Saturday, November 24, 2007

The Tempest


After a trip to the Northwest, I am transfixed by the skies and the light. I decide to capture the expansiveness of the atmosphere and paint large. I push myself more and decide to work this painting using transparent layers of acrylics. I work the layers not unlike the old masters did. I find I love the large format. It frees me up. Suddenly, I am not painting a sky, a horizon or the earth. I am one and part of each element as I paint it. I am in the sky, I am feeling the earth and I hear the wind.

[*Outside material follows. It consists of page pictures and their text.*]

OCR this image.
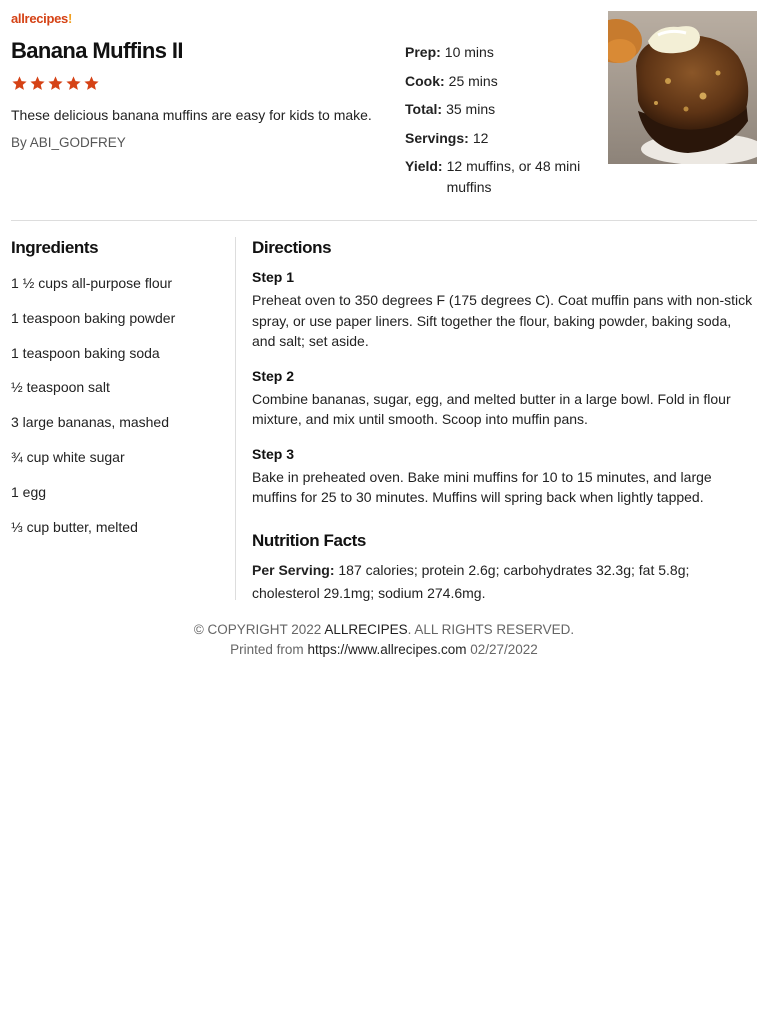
allrecipes!
Banana Muffins II
These delicious banana muffins are easy for kids to make.
By ABI_GODFREY
Prep: 10 mins
Cook: 25 mins
Total: 35 mins
Servings: 12
Yield: 12 muffins, or 48 mini muffins
Ingredients
1 ½ cups all-purpose flour
1 teaspoon baking powder
1 teaspoon baking soda
½ teaspoon salt
3 large bananas, mashed
¾ cup white sugar
1 egg
⅓ cup butter, melted
Directions
Step 1
Preheat oven to 350 degrees F (175 degrees C). Coat muffin pans with non-stick spray, or use paper liners. Sift together the flour, baking powder, baking soda, and salt; set aside.
Step 2
Combine bananas, sugar, egg, and melted butter in a large bowl. Fold in flour mixture, and mix until smooth. Scoop into muffin pans.
Step 3
Bake in preheated oven. Bake mini muffins for 10 to 15 minutes, and large muffins for 25 to 30 minutes. Muffins will spring back when lightly tapped.
Nutrition Facts
Per Serving: 187 calories; protein 2.6g; carbohydrates 32.3g; fat 5.8g; cholesterol 29.1mg; sodium 274.6mg.
© COPYRIGHT 2022 ALLRECIPES. ALL RIGHTS RESERVED.
Printed from https://www.allrecipes.com 02/27/2022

Wednesday, November 14, 2007

Another Step


This painting was a departure. I found myself working the paint with soft cloths. No brushes were used. I had such pent-up feelings inside about where my work was going and how to capture something fresh. As I worked the paint, this image arose.
It is highly influenced by the Maui cane burns. Cane fields are burned to bring down the stalks, which are then harvested. These mushroom clouds fill our pristine skies with chemicals and pesticides. They have been cited as causing respiratory problems in
the aged as well as those who are sensitive to smoke. I find when a burn happens, I cannot breathe. The toxic waste that is released into the air in "paradise" is one of the unspoken anomalies of living here.

Monday, November 12, 2007


I live on Maui, an island that is filled with atmospheric skies and views. I have always been drawn to the can fields. the light seems to dance across them and the clouds rise up over them either like veils of mist or like angry tempests. Dawn can be especially magical as the light begins to peep over the crest of the mountain. I decide to try to capture this fleeting moment. But instead, of looking at it as a literal view, I work the piece from the inside out. I work with what the dawn feels like. What the air smells like. I try to put down the fragile quality of the light at this time of day. I work the paint in layers once again and abandon brushes at one point and use just soft rags to move the paint into one layer after another. I burnish the semi-dry layers into the dry ones below to give a translucent sheen. Gradually the luminosity that I am after comes out. I call this piece, "A Patch of Blue."

Sunday, November 11, 2007

The Beginning



It begins with this image. I am restless and not happy with the work I have done on a recent trip to France. Somehow the work feels contrived and stiff. I am after something deeper and more immediate. I leave the pieces aside and take up a 13 x 24 gessoed panel. I loosely mix viridian and umber and draft some basic shapes onto the panel. I let the brush move without too much control. I am after something beyond the literal view. How does one capture the emotionality of what one sees? How does one put the essence into the painting?

I begin to rub paint layers into the panel with soft clothes. I use my hands and sand and lay in many times. The image emerges as a luminous departure from my more expressionist/impressionist style. I am leaving familiar ground. I have found the trail head.
I call this painting, "Full Moon Rising." It is a new beginning.